Dejaba caer las cosas que sostenía, descuidaba a sus hermanos menores, fantaseaba en clases, tareas que siempre se le antojaron sencillas, ahora le resultaban complejas porque le costaba mantener la concentración y no desviarse hacia pensamientos de ojos grises y sonrisas débiles y preciosas. Ni siquiera dormía bien, desde que se despertó una noche, sobresaltado por un brazo que tenía alrededor, y descubrió a Draco, no el zorro, en el lado de la pared, con el pecho pegado a su espalda y el aliento, suave y ligero, golpeándole la parte de atrás del cuello en cada exhalación. Escenas similares se repitieron con el pasar de los meses, y Harry estaba, día a día, más convencido de que iba a enloquecer cuando menos se lo esperasen.
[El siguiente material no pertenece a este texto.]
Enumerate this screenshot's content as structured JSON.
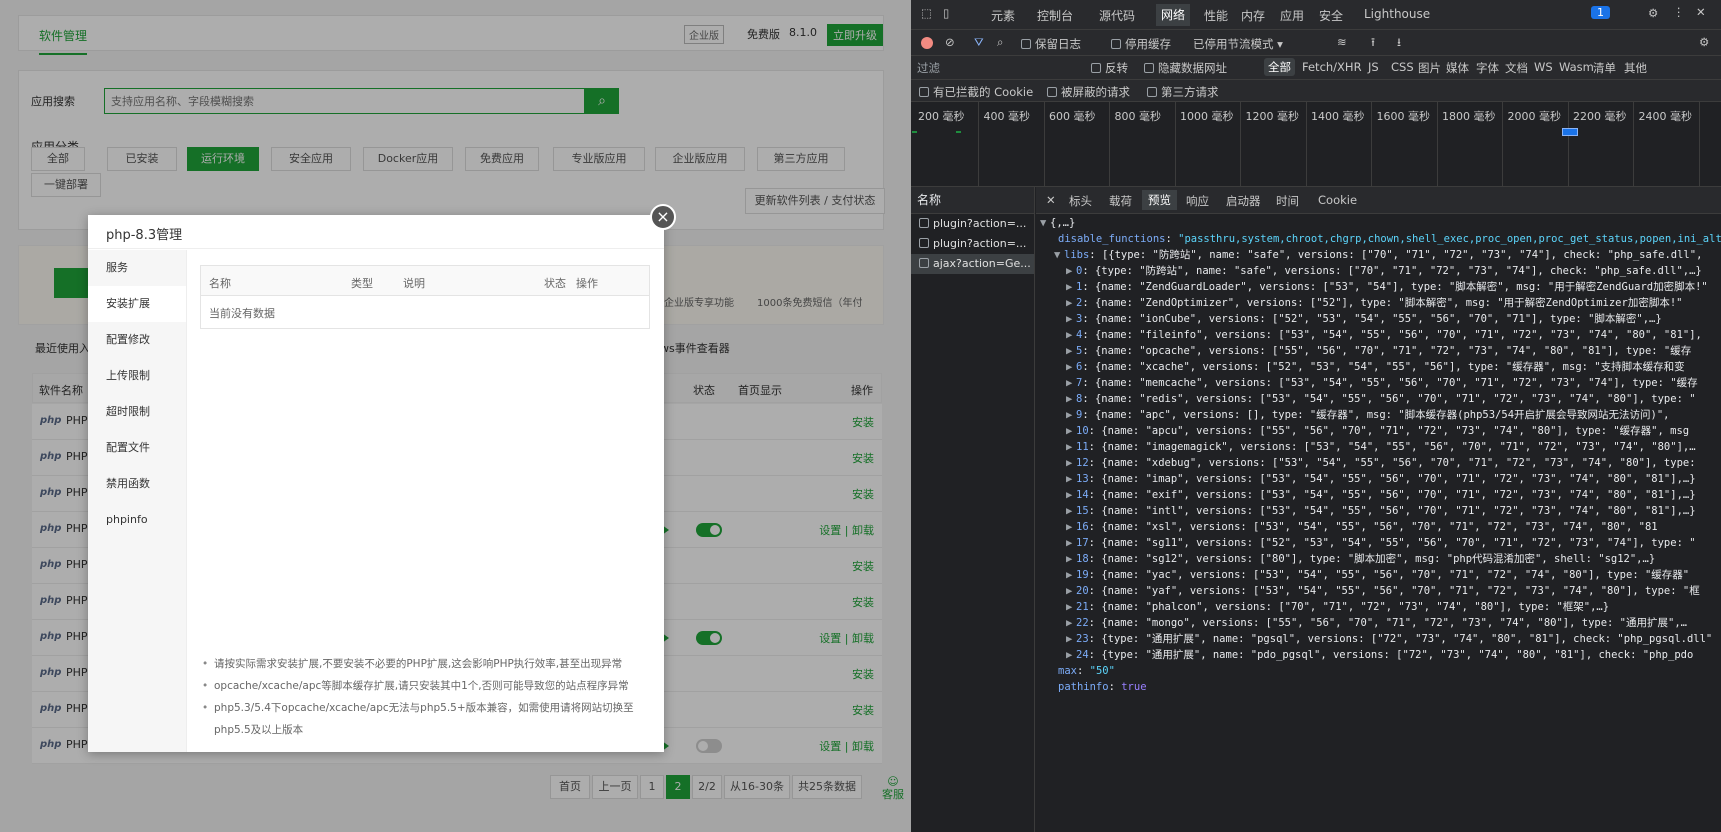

Quería gritarle, empujarlo, y al mismo tiempo, sostenerlo tan cerca que no quedase ni un centímetro entre ellos. Quería jugar con su cabello, tocarle el rostro. Quería besarlo.

Oh, quería tanto besarlo, desde que vio a algunos de sus compañeros hacerlo a escondidas, por error, y le pidieron guardar el secreto con sonrisas idénticas.

Quería tanto que ni siquiera estaba seguro de qué era, de qué pasaba con él. De qué haría con ese cúmulo inexplicable que tenía dentro, que anidaba, que crecía segundo a segundo.

Con un resoplido, se detuvo. Se recargó contra la escoba, ocultando el rostro. Tenía la impresión, bastante coherente, de que él sabría lo que le ocurría si le permitía ver sólo un poco más que de costumbre, así que no era extraño que lo evitase de más esos días. Pensaba que era lo mejor.

Cuando le preguntó a Hermione, desesperado por saber qué era aquello que le pasaba, su amiga sonrió, sacudió la cabeza, y le soltó un simple "es obvio que estás enamorado" al que le siguió un "es él, ¿cierto? El del pueblo, el que hace que sonrías tanto".

Harry no se sentía capaz de estar alrededor de Draco, sin la sensación de sofocarse, desde entonces.

Y esa ocasión, no era muy diferente.

Giró el rostro, sólo un poco, lo necesario para permanecer apoyado y poder verlo. Draco se subió a las alacenas, sacó algunos aperitivos que encontró por aquí y por allá, y para ese momento, acababa de sentarse sobre la mesa del fregadero, con las piernas cruzadas y en un balanceo constante, mientras comía unas galletas que no pertenecían a nadie. No había problema en que estuviese ahí, porque era el turno de Harry de limpiar el sótano, donde estaba la cocina y el almacén de la comida; pronto sería navidad y la tía McGonagall distraía a los niños arriba, al tiempo que los hermanos mayores tenían otra visita al pueblo, en busca de los regalos simples que se les dejaban bajo el árbol año tras año.